During the visit to Estonia, Obama announced that the “door to NATO membership will remain open” and reaffirmed the principles that guided NATO, such as strengthening countries outside the alliance, including Ukraine, to improve their military.
The visit comes a day before a NATO summit to be held in Wales. Dubbed as “the most important gathering of NATO leaders in more than a decade”, the summit will discuss issues relating to America’s failure in Afghanistan, the new threat of Islamic extremism, and the situation in Ukraine.
On the one hand, Ukrainian Prime Minister Arseny Yatsenyuk flirted with the NATO membership, stating his eagerness in making Ukraine part of the military alliance, “I consider the most correct decision would be to accept Ukraine as a member of NATO.”
Interestingly, France also made news when it changed its mind on the delivery of two Mistral warships to Russia, ordered back in 2011, because of their ‘concern’ over the situation in Ukraine. While all this is happening, four NATO warships from the US, France, Canada, and Spain will reportedly enter the Black Sea sometime this week and a military drill involving US troops will be held in Ukrainian territory this month.
A return to NATO’S core mission
There is no doubt that the situation in Ukraine has ‘reawakened’ NATO’s reason for existing after the dissolution of the Soviet Union. Contemporary observers agree that after the Cold War, with no main adversary to confront, NATO faced a nagging existential threat. For its main advocate at least, the United States has made sure wars for profit will continue to emerge, as long as it sticks to its policy of meddling in other country’s affairs.
Indeed, the alliance has come a long way of finding its raison d’etre to exist, from the much opposed Balkan wars in the 1990s to its intervention beyond Europe, namely the failed military adventure of the Afghanistan war. Eyebrows were raised during the surprise war between Georgia and Russia in 2008, but pragmatism prevailed over talks of Georgia’s annexation to the Western military alliance, as doing so might provoke Moscow’s sensitivities.
Needless to say, the situation in Ukraine today is more of an existential threat to Russia’s security than during the Georgian conflict, because of the existence of its Black Sea fleet in the Crimea. If all of Russia’s actions vis-à-vis Ukraine can be summarized in one line, then it definitely would be that Russia’s core security concerns would have been breached if Ukraine were to host the overt stationing of NATO forces there as a result of its membership.

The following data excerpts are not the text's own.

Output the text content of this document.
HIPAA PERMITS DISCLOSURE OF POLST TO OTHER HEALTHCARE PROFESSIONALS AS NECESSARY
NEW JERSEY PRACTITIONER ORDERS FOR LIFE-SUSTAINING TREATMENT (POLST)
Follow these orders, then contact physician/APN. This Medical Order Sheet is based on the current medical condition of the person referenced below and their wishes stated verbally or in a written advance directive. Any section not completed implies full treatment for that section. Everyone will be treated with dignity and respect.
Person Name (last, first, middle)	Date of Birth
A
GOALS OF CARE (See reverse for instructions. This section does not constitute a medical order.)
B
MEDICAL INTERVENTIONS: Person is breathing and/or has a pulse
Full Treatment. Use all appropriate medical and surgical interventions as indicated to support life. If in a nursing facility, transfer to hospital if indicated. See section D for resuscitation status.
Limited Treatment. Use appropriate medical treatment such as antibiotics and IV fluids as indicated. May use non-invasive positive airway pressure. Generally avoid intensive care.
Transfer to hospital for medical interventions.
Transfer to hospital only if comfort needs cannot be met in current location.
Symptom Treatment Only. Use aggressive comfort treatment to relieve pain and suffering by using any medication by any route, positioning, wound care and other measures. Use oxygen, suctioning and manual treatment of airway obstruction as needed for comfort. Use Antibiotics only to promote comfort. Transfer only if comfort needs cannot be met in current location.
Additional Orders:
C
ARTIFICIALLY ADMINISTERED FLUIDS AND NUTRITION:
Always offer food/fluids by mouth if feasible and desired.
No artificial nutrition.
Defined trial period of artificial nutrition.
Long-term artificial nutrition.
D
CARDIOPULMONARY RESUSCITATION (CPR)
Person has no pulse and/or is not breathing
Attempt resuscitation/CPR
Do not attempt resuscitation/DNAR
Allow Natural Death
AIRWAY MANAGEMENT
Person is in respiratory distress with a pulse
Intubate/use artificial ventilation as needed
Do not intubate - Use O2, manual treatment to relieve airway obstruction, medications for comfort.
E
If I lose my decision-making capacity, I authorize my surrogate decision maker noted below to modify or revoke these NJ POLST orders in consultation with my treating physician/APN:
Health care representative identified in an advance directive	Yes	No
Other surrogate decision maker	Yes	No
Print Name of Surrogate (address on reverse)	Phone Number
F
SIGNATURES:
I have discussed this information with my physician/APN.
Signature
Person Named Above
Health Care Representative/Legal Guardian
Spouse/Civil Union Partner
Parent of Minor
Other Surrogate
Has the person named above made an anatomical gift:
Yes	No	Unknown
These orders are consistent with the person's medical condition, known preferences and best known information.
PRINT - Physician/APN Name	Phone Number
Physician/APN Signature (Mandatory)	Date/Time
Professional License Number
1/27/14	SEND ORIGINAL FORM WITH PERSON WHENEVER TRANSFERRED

The West’s intervention in stoking regime change in Kiev has finally paid off with the installation of a leader who is bent on welcoming imperialist money and military but with the side effect of rousing the ire of Russia. For his part though, Putin has calmly outlined his 7-step plan to stop hostilities in Eastern Ukraine. Whether his plan will be recognized by Kiev remains to be seen, but it is unlikely to be taken seriously as Ukraine’s leaders are too busy inviting the West for NATO membership.

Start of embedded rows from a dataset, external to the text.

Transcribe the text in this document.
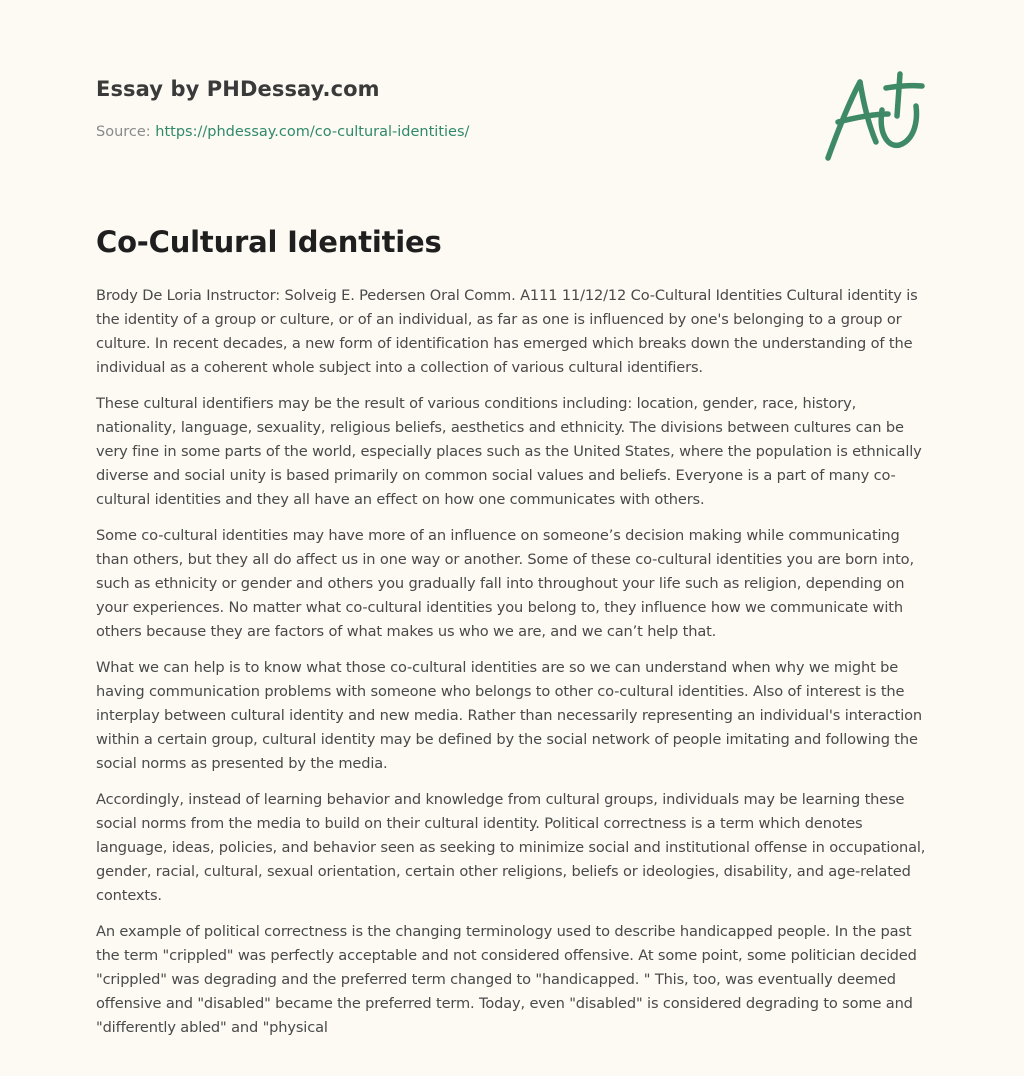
Essay by PHDessay.com
Source: https://phdessay.com/co-cultural-identities/
Co-Cultural Identities

Brody De Loria Instructor: Solveig E. Pedersen Oral Comm. A111 11/12/12 Co-Cultural Identities Cultural identity is the identity of a group or culture, or of an individual, as far as one is influenced by one's belonging to a group or culture. In recent decades, a new form of identification has emerged which breaks down the understanding of the individual as a coherent whole subject into a collection of various cultural identifiers.

These cultural identifiers may be the result of various conditions including: location, gender, race, history, nationality, language, sexuality, religious beliefs, aesthetics and ethnicity. The divisions between cultures can be very fine in some parts of the world, especially places such as the United States, where the population is ethnically diverse and social unity is based primarily on common social values and beliefs. Everyone is a part of many co-cultural identities and they all have an effect on how one communicates with others.

Some co-cultural identities may have more of an influence on someone’s decision making while communicating than others, but they all do affect us in one way or another. Some of these co-cultural identities you are born into, such as ethnicity or gender and others you gradually fall into throughout your life such as religion, depending on your experiences. No matter what co-cultural identities you belong to, they influence how we communicate with others because they are factors of what makes us who we are, and we can’t help that.

What we can help is to know what those co-cultural identities are so we can understand when why we might be having communication problems with someone who belongs to other co-cultural identities. Also of interest is the interplay between cultural identity and new media. Rather than necessarily representing an individual's interaction within a certain group, cultural identity may be defined by the social network of people imitating and following the social norms as presented by the media.

Accordingly, instead of learning behavior and knowledge from cultural groups, individuals may be learning these social norms from the media to build on their cultural identity. Political correctness is a term which denotes language, ideas, policies, and behavior seen as seeking to minimize social and institutional offense in occupational, gender, racial, cultural, sexual orientation, certain other religions, beliefs or ideologies, disability, and age-related contexts.

An example of political correctness is the changing terminology used to describe handicapped people. In the past the term "crippled" was perfectly acceptable and not considered offensive. At some point, some politician decided "crippled" was degrading and the preferred term changed to "handicapped. " This, too, was eventually deemed offensive and "disabled" became the preferred term. Today, even "disabled" is considered degrading to some and "differently abled" and "physical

In a recent statement, Arseny Yatsenyuk insisted on Western meddling in Moscow’s sphere of influence as if Ukraine was part of the EU, saying “we are waiting for decisions from NATO and the EU on how to stop the aggressor.” He further rejected Putin’s peace plan, stating it is “an attempt of eyewash for the international community ahead of NATO summit and an attempt to avoid inevitable decisions from the EU on the new wave of sanctions against Russia.”
The EU also has not minced its chance to further escalate their relationship with Russia, where incoming European Union foreign policy chief Federica Mogheirini announced that a new round of sanctions will be decided within a week.
At the present trajectory of international relations, it is tempting to assume that over the course of 20 years, the West, particularly NATO, has had its way with its relentless expansion towards the East. Indeed, the military alliance has essentially ‘invaded’ former Warsaw Pact members. To Russia’s eyes though, a further expansion to its very borders are a real cause for concern, especially in these days of World War memories, where the wounds from Russia’s involvement in the imperialist wars are still relatively fresh. We can only hope the West does not provoke Russia to act on those memories and fears.